The stock in the Luggage department seemed to echo the shortcomings of the staff. It was unattractive, slightly out of date and vaguely musty. There were few customers for this substandard stock, and the management examined the accounts with some concern.
“Should we not just close the department?” asked Mr McElvey. “Things have never been the same since people stopped sending their children to boarding schools and having to buy trunks.”
“Good point,” admitted Mr Philipson. “But how can we hold our heads up as a credible department store without a Luggage department?”
“Maybe we should try to recruit a new buyer to reinvigorate the department,” suggested Mrs Pegram. “Give it one last try?”
“It’s an idea,” said Mr Soames. “Let me give it some thought.”
The others looked at one another. They knew what his thoughts usually led to.

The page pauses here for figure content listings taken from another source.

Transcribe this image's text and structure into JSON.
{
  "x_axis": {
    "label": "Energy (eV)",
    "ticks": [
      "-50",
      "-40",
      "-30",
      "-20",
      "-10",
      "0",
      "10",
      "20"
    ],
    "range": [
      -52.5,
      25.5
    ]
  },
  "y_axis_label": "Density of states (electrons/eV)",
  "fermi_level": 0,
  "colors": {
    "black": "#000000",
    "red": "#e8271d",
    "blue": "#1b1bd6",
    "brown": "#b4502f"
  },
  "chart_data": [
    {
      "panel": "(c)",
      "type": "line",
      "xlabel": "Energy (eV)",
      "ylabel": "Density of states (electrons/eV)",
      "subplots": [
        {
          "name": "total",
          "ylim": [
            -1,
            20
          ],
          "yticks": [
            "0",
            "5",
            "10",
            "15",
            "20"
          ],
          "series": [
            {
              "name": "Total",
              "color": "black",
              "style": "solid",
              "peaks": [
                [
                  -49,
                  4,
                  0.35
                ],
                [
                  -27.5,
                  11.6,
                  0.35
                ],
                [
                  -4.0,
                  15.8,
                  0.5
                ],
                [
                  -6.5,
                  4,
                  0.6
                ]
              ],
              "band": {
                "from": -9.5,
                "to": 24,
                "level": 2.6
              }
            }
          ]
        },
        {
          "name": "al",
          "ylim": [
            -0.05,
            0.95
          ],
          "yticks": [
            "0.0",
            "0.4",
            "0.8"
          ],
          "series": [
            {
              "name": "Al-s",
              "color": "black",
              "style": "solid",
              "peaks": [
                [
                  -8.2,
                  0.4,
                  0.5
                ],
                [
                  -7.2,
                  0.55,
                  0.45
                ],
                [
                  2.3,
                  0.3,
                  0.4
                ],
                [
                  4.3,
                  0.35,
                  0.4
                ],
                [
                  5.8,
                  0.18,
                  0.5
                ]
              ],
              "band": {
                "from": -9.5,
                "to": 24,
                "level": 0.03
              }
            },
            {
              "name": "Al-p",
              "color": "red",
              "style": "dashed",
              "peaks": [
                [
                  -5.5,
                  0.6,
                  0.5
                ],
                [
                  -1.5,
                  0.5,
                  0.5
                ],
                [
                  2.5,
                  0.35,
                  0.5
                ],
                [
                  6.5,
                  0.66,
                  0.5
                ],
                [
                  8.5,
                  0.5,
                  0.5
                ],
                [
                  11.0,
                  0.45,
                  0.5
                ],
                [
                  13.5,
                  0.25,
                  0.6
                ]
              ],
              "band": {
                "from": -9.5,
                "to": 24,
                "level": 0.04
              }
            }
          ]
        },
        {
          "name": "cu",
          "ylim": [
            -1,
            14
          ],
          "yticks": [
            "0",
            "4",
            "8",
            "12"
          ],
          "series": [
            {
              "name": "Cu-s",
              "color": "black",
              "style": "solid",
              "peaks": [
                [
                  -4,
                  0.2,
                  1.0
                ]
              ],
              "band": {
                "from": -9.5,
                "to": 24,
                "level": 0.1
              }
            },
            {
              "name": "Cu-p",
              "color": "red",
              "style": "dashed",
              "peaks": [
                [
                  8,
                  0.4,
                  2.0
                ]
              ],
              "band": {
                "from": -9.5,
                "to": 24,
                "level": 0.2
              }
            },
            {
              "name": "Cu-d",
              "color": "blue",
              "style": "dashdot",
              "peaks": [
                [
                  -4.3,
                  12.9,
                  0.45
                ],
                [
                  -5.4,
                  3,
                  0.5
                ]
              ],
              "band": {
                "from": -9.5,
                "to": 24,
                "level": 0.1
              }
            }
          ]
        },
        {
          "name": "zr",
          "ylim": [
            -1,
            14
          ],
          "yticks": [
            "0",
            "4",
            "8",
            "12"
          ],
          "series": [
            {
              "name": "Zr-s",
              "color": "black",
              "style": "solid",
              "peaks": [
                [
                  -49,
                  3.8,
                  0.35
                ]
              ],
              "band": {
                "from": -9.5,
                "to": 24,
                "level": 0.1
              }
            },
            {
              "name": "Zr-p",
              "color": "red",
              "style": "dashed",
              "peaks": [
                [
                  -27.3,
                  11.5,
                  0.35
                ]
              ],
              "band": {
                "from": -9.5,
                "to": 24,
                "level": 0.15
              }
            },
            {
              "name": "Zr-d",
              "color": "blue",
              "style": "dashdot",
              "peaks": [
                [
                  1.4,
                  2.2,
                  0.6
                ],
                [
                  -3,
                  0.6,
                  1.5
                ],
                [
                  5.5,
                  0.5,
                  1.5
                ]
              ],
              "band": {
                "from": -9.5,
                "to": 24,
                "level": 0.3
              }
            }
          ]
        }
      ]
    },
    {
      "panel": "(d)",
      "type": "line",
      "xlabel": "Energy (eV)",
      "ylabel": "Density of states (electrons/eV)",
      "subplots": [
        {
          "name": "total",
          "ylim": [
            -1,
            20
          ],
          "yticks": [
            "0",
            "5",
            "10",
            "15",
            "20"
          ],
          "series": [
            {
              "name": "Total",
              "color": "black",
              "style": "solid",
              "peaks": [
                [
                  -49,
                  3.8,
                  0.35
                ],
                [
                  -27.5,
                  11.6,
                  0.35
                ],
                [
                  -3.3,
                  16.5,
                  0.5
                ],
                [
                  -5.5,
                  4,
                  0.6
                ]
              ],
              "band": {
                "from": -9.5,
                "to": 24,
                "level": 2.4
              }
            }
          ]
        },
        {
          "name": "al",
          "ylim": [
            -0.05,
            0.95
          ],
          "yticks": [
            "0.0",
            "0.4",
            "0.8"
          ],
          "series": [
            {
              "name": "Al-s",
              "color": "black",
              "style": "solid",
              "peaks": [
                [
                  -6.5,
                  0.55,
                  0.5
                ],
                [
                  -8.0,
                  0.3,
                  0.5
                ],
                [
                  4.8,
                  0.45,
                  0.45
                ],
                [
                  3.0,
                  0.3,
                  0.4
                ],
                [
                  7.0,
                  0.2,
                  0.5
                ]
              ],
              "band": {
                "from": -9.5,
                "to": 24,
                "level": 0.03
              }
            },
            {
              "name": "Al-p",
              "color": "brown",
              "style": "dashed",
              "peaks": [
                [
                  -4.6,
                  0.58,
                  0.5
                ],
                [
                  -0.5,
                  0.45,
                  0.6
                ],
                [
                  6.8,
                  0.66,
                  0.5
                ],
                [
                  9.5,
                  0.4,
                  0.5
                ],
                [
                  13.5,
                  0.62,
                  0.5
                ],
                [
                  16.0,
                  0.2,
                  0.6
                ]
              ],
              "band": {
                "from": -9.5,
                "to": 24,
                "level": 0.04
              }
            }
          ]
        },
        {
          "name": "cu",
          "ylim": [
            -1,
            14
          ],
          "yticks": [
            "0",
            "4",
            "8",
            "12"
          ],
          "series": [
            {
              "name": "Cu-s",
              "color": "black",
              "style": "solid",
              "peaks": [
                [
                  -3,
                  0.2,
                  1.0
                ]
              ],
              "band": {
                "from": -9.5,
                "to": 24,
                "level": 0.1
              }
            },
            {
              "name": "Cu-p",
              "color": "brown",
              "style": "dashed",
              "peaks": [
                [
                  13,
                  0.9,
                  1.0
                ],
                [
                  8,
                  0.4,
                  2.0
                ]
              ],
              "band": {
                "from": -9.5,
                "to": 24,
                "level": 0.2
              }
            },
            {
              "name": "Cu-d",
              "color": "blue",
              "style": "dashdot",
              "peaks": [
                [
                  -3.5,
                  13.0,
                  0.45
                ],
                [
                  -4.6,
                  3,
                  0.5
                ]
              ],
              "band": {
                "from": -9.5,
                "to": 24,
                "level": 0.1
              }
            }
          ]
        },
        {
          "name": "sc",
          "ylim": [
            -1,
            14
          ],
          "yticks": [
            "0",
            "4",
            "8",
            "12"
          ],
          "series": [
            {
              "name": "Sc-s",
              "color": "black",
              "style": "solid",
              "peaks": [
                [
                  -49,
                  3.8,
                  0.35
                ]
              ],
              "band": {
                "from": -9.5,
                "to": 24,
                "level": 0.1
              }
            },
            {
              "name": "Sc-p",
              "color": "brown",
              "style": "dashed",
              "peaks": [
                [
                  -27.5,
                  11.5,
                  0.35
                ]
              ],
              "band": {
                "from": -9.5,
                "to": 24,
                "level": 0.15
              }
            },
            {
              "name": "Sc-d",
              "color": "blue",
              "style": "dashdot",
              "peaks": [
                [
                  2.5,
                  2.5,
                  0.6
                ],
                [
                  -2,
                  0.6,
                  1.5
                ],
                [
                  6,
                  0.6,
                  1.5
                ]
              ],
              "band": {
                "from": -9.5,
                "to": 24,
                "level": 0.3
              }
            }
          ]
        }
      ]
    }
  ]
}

Mr Soames was a nice man. He lived a life in thrall to his wife, Pauline, a large woman whom he had met when they were both juniors in Haberdashery and who retained a keen interest in her previous workplace. He usually talked over the events of the day with her. That night he raised the topic of the Luggage department.
“So what do you think?” he asked at dinner.
“Well, actually I do have an idea,” she replied.
“Go on,” he said encouragingly.
“It’s Rory, you see,” she blurted out.
“Rory? You mean Rory who’s in the Army?” he asked.
“Well, not any more. I gather he’s left under somewhat mysterious circumstances.”
Her nephew had always been a puzzle for the family. Her sister had been curiously evasive when she had coincidentally phoned that day to ask if there was any possibility at Murrays for the erstwhile second lieutenant.